As Notre Dame Cathedral burned, people — Catholic or not, French or not — mourned.

NOTE: pick the correct link

Buildings stand for something — good and bad — that we cannot always put into words.

As the legislative session draws to a close here in Hawaii, it is worth asking what the State Capitol, watched over by Queen Liliuokalani and Father Damien, stands for.

Will what emerges from the 2019 legislative session be policies that put people before corporations? Will the beloved, principled queen who put her people before her throne, or the saint who gave his life caring for the sick who had been shunned, lend their blessing to what emerges from the legislative chambers of today?

The spirit of these two exemplars of good government and love of one’s neighbor hovers over those banging gavels, making speeches and casting votes on the floor, as much as those watching from the gallery, and those chanting for justice from the rotunda.

Will our lawmakers respond to the spirit of what Queen Liliuokalani and Father Damien represent or will they succumb to the pressure of contributors to their last campaign — lest they not be there for the next?

The statues of Father Damien and Queen Liliuokalani on the Capitol grounds.

The fight over water rights and REITS has pitted Alexander & Baldwin against the community in ways that have been made clear through the rallies outside the company’s headquarters, and the efforts of advocates from the neighbor islands who flew to Honolulu to be present at the State Capitol at crucial points in this legislative session.

Sen. Russell Ruderman invoked the words of Spike Lee last week, reminding his fellow senators of the need to “do the right thing.” Grassroots activism has helped.

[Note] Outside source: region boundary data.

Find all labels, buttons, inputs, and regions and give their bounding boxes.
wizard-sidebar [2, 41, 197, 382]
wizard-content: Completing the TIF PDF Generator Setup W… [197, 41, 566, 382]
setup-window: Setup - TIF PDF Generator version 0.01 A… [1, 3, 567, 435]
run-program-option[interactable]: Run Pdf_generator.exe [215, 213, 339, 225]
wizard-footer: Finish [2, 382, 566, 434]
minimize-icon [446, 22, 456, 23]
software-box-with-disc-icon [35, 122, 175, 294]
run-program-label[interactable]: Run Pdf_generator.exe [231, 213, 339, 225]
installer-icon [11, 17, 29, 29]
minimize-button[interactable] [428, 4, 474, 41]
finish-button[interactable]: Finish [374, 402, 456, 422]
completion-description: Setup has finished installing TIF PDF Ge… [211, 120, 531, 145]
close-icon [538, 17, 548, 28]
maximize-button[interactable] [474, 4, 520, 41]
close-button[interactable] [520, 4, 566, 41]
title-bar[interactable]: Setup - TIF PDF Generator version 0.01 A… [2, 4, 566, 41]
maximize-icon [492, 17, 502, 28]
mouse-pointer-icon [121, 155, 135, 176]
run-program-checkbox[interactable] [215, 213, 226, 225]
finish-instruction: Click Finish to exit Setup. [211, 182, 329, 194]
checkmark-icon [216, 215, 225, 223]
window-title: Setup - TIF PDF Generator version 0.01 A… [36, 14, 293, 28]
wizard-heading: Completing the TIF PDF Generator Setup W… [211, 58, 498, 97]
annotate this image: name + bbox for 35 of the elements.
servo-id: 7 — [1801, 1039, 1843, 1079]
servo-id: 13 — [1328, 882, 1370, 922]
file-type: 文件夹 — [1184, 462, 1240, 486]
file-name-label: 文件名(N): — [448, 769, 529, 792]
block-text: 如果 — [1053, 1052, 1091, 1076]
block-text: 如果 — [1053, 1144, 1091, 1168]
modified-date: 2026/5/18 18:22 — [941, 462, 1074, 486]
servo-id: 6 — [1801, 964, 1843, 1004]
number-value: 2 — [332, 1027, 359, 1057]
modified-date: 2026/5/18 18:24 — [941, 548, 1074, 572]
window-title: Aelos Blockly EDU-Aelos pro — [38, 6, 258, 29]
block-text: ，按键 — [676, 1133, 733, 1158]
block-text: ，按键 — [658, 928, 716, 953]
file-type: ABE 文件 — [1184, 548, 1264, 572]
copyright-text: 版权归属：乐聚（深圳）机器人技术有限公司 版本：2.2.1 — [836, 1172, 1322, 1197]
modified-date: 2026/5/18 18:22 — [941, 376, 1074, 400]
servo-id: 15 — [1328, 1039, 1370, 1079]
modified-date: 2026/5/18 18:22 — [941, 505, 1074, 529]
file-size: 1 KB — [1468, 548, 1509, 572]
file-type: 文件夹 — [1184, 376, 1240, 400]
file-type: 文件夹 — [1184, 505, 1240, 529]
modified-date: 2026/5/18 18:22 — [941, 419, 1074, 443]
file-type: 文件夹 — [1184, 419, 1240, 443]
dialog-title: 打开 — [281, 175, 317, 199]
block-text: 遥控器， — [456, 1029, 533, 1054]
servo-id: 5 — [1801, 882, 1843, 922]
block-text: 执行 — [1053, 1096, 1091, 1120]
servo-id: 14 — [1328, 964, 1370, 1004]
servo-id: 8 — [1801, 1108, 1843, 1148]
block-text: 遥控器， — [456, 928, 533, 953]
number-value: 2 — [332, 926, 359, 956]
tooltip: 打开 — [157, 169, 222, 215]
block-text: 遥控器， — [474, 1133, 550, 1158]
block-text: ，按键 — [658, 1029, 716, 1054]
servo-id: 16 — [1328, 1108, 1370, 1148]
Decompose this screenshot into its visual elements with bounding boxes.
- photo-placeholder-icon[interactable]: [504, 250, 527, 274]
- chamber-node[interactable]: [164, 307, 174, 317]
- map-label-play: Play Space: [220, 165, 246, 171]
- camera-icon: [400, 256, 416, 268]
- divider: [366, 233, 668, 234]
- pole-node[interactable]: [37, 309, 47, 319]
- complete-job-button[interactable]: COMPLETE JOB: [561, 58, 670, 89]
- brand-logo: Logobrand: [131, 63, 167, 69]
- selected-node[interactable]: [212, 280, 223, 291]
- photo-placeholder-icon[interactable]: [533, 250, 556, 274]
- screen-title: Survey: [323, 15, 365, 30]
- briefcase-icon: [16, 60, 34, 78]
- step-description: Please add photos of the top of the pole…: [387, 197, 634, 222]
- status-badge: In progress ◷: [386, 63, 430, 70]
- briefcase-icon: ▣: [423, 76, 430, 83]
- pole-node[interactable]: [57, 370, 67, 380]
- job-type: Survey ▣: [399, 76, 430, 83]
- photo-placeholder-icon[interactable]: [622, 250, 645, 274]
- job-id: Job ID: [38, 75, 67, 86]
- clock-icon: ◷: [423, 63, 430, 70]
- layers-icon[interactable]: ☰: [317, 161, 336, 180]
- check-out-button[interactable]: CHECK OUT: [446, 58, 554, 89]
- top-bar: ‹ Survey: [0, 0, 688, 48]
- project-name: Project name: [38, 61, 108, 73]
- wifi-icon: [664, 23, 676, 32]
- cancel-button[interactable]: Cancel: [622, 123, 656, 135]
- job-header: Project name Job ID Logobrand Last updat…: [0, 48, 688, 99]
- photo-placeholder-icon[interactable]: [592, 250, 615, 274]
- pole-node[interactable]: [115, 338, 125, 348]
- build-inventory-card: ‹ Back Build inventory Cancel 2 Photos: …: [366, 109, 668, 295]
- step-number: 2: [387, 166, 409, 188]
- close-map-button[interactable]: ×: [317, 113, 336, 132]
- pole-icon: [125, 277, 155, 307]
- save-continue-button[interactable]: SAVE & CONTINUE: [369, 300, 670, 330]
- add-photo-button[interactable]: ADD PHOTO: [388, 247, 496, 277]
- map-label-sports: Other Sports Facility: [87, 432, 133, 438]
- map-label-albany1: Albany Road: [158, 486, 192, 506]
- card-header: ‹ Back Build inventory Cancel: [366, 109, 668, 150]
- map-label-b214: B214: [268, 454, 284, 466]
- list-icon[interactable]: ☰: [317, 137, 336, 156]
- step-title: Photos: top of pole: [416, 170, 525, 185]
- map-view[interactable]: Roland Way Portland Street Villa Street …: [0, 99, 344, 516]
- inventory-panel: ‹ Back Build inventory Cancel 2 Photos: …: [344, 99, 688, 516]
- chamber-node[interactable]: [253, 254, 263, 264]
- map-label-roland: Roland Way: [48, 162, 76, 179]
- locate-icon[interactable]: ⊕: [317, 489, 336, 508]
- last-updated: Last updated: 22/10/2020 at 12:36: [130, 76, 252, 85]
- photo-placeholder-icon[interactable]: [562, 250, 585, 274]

But the community is still wondering if lawmakers will come through with a living wage. Time is running out — not just for this legislative session — but for the families reduced to living on the sidewalks of a city that depends on enticing people to what is touted as “paradise.”

Dignity And Legacy

We are now the paradise of makeshift tarp-roofed “villages” where families — the old, the young, the wheel-chair bound, and those who are working two jobs at minimum wage — barely subsist. The state knows that $21,000 a year does not cover the cost of rent, food and essentials for a single person in this high cost state.

Businesspeople like me know this too. What are we going to do about it?

I volunteer once a week at the Catholic Worker House on the grounds of St. Elizabeth’s Episcopal Church in Kalihi. It’s an education. We hand out food bags, take in or return laundry, accept or return phones that need to be charged or have been charged, and pass on mail that arrives at this oasis for the needy, run by lay Franciscans.

The State Capitol should stand for something that lights a fire within us.

There is always a little conversation with each person as they sign in. One conversation remains indelible. As he signed for his bag of food, this man in his 40s or 50s, said calmly, “I want to die.”

He just kept repeating: “I want to die,” even as he politely accepted the bag of food items.

I have not seen him on subsequent visits. Each week I hope he will come by again.

As we look toward sine die on May 2, we, the people of Hawaii, should ask lawmakers what they plan to do about all those for whom life has reached the point of desperation. All those who cannot pay for their own food and shelter, even after a full day’s labor.

Both Queen Liliuokalani and Father Damien put the lives and dignity of people first. Our lawmakers should respect their legacy by enacting a living wage this year.

The State Capitol should stand for something that lights a fire within us.